Note that this result does not mean that reducing bmi
and s5
causes the diabetes progression score to go down. It simply decreases the model prediction. To investigate causal relationships, continue reading:
Now suppose that a doctor wishes to know how to reduce the progression of diabetes in her patients. This can be explored in the Causal Inference component of the Responsible AI Toolbox.
In the "Aggregate causal effects" tab, it is possible to see how perturbing features causes lower disease progression. It appears that increasing s2 (LDL) by one unit, would increase diabetes progression by 606.89 units.
Let's revisit Patient 43. Instead of simply reducing the model score, they've decided to focus on actually improving their health to manage their diabetes better. In the "Individual causal what-if" tab, it shows that decreasing his/her bmi to 0.05 reduces diabetes progression from 242 to 237.982.

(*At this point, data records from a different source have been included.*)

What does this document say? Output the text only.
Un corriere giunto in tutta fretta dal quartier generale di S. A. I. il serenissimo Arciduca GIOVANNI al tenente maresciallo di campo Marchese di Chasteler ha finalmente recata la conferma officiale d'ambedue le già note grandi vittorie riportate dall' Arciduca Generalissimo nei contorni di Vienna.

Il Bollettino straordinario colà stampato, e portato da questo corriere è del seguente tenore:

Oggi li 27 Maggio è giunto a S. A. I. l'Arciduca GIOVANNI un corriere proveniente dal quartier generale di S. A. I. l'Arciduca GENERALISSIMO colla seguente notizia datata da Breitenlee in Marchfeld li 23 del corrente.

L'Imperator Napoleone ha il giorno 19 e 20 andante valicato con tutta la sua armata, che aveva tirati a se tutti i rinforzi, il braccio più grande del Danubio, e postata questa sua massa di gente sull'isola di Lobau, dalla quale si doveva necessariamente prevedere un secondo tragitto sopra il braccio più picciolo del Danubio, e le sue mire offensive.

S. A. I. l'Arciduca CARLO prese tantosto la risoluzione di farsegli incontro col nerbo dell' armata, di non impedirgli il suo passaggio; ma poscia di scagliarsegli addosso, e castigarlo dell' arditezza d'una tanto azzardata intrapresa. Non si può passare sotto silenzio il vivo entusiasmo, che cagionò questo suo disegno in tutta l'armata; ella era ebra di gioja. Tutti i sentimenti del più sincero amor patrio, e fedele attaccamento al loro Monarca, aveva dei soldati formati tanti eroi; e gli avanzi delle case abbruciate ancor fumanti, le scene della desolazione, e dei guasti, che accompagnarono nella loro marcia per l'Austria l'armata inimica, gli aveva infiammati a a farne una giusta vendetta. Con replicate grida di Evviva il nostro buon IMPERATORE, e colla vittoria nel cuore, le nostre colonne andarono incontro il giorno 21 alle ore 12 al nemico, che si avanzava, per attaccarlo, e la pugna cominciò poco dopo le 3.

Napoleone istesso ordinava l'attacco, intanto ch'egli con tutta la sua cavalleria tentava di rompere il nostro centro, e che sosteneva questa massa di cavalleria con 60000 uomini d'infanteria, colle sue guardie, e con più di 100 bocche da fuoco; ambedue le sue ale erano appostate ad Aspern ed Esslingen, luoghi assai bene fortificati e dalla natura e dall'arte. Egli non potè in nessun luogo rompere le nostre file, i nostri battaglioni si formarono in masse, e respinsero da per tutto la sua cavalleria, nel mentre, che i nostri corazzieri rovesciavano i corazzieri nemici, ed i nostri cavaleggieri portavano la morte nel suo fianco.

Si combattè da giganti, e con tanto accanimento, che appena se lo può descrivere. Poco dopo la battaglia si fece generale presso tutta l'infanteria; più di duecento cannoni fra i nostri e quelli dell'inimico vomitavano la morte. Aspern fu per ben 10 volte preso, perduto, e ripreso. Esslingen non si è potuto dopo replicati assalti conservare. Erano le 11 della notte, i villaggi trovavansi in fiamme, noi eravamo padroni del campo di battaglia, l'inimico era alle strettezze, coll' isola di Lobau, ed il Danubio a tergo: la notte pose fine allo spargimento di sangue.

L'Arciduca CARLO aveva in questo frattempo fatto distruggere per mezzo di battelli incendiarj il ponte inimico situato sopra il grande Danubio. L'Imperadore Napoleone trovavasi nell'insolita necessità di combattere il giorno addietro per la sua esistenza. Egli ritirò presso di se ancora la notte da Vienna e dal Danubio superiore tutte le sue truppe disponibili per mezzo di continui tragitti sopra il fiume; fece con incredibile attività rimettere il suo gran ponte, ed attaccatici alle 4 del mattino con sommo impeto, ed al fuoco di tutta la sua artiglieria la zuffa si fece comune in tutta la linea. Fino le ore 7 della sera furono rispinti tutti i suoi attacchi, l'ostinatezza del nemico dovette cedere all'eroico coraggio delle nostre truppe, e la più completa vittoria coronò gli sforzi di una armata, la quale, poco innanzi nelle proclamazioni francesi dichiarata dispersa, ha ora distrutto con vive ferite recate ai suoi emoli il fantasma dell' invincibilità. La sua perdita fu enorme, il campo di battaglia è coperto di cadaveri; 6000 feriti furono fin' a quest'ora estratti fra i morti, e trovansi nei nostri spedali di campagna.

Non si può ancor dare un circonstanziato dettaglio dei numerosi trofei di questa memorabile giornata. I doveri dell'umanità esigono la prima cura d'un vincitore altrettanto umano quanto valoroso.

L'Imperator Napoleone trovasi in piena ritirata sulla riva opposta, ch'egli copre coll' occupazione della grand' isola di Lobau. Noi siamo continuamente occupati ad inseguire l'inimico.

To put that into a formal intervention policy, switch to the "Treatment policy" tab. This view helps build policies for future interventions. You can identify what parts of your sample experience the largest responses to changes in causal features, or treatments, and construct rules to define which future populations should be targeted for particular interventions.
Is that change the best overall treatment for them? Let's investigate different policies. Going back to the "Treatment policy" tab, we see that going with the above intervention of s2 feature outperforms perturbing that with a "always increase" intervention.
Finally, you can see a list demonstrating which datapoints (patients) in the current data sample have the largest causal response to the selected treatment (s2 feature change), based on all features included in the estimated causal model.